Question

I have the following stored procedure:

CREATE OR REPLACE FUNCTION get_next_network()
    RETURNS inet AS
$BODY$
/* get the next networkd */
DECLARE 
      ip inet;
BEGIN
      select into ip (inet'10.41.142.0' + nextval('NetworkAddress_seq'));
  return ip;
END;
$BODY$
LANGUAGE plpgsql VOLATILE;

the sequence NetworkAddress_seq increments with 256:

CREATE SEQUENCE "NetworkAddress_seq"
    INCREMENT 256
    MINVALUE 256
    MAXVALUE 9223372036854775807
    START 256
    CACHE 256;
    ALTER TABLE "NetworkAddress_seq"
    OWNER TO my_user;

When I call the function from pgAdmin I get: 10.41.143.0

When I call it from php/Doctrine/ORM:

$stmt = $this->_em->getConnection()->prepare("select get_next_network()");
$stmt->execute();
$stmt->fetchColumn(0);

I get something like 10.56.142.0

Why?

Edit: I checked that I'm using the same procedure by hardcoding the return value - in this case I get the same value both in pgadmin and in php. This also puts the question mark on the sequence but as I'm querying it from the procedure and not directly I would assume that no matter from where I call the get_next_network procedure it will use the same sequence... or am I wrong about this?

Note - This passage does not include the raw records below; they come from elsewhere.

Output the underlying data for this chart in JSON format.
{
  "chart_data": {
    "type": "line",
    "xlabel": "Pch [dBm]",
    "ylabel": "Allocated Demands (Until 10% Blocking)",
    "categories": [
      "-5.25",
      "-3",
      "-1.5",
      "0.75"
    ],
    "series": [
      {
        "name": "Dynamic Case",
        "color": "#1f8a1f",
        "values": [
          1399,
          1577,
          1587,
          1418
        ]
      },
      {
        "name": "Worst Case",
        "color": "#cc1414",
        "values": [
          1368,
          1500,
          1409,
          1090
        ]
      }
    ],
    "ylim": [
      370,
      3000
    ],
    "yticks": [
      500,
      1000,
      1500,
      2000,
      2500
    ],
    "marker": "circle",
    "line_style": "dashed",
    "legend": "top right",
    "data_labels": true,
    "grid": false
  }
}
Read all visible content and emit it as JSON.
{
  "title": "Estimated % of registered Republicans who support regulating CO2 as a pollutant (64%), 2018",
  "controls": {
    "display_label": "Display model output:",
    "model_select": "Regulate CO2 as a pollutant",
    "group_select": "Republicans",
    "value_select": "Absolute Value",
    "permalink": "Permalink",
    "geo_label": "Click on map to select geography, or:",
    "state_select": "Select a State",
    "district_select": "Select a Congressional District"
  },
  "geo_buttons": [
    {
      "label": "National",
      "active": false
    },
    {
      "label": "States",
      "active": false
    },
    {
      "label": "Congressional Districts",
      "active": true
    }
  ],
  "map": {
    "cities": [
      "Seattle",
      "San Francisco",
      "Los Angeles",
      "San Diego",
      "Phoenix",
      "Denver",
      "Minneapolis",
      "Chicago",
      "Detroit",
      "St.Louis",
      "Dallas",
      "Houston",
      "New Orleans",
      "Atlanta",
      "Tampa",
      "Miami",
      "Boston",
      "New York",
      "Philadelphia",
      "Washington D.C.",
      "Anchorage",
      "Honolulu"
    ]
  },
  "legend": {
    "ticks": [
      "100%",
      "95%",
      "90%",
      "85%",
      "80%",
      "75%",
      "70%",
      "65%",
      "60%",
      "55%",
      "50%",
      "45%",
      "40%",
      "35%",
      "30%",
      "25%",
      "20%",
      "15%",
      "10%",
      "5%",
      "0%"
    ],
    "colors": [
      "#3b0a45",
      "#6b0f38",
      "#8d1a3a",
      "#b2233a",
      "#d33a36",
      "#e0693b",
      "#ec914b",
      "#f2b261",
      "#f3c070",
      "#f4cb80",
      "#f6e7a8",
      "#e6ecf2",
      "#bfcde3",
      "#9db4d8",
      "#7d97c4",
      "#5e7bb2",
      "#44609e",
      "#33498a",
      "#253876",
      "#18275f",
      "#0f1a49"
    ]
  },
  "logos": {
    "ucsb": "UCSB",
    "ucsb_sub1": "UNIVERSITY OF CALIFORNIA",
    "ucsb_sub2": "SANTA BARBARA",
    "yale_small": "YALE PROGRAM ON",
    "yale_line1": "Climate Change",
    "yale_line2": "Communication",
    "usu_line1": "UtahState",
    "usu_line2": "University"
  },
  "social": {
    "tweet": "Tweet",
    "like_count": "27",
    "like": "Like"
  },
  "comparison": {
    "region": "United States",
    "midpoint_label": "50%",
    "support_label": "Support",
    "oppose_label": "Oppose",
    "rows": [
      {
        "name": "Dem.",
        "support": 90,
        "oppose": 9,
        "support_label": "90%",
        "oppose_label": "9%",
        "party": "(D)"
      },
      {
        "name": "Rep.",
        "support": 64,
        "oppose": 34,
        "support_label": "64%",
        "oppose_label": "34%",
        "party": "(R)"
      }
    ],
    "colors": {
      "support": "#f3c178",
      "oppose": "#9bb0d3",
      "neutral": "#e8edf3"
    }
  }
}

Edit2: The strange behavior is not related to the php side - I get the same strange results if open multiple pgAdmin SQL query windows (different DB connections?). For example: in Window1 I run

select * from get_next_network();

end get: 10.43.143.0 and if I run it again I get: 10.43.144.0, 10.43.145.0, ... etc. In Window2 - the same query returns: 10.44.143.0 and all the subsequent queries get: 10.44.144.0, 10.44.145.0,..etc.

Was it helpful?

Solution 3

The problem was the CACHE setting to 256. I removed it (default 1) and now no matter from where I call my procedure I get the next value..

An explanation from here

In the case of PostgreSQL, a sequence object can be configured to cache multiple values within a single backend process so that if you are generating large numbers of values, a particular backend might " lay claim" to a range of 100 values all at once, making clashes between concurrent processes go away.

A disadvantage to cacheing is that values can and will get skipped along the way. If you were expecting them to fall in some exact serial order, that expectation will fail.

I was expecting that each call to the procedure will grow the sequence with the increment no matter from where it was executing.

OTHER TIPS

Situations like these usually point to that your are not connecting to the correct database.

Next to a possible confusion with the database connection like hinted by @Marek, there is another typical pitfall:

A different setting for the search_path, which could resolve 'NetworkAddress_seq' to a SEQUENCE of the same name in a different schema, or even find a function get_next_network() in a different schema.

  select into ip (inet'10.41.142.0' + nextval('NetworkAddress_seq'));

BTW, I never use CaMeL-case identifiers in Postgres. That's just asking for trouble.

The call nextval('NetworkAddress_seq') looks for a sequence with CaMeL-case name, created with:

CREATE SEQUENCE "NetworkAddress_seq";  -- with double-quotes!

But not:

CREATE SEQUENCE NetworkAddress_seq;

.. which results in a sequence named networkaddress_seq, and you would have to use:

nextval('networkaddress_seq')

May be part of the problem.


Also, everything might be correct and the sequence has been incremented that many times in between. You ruled that out, right?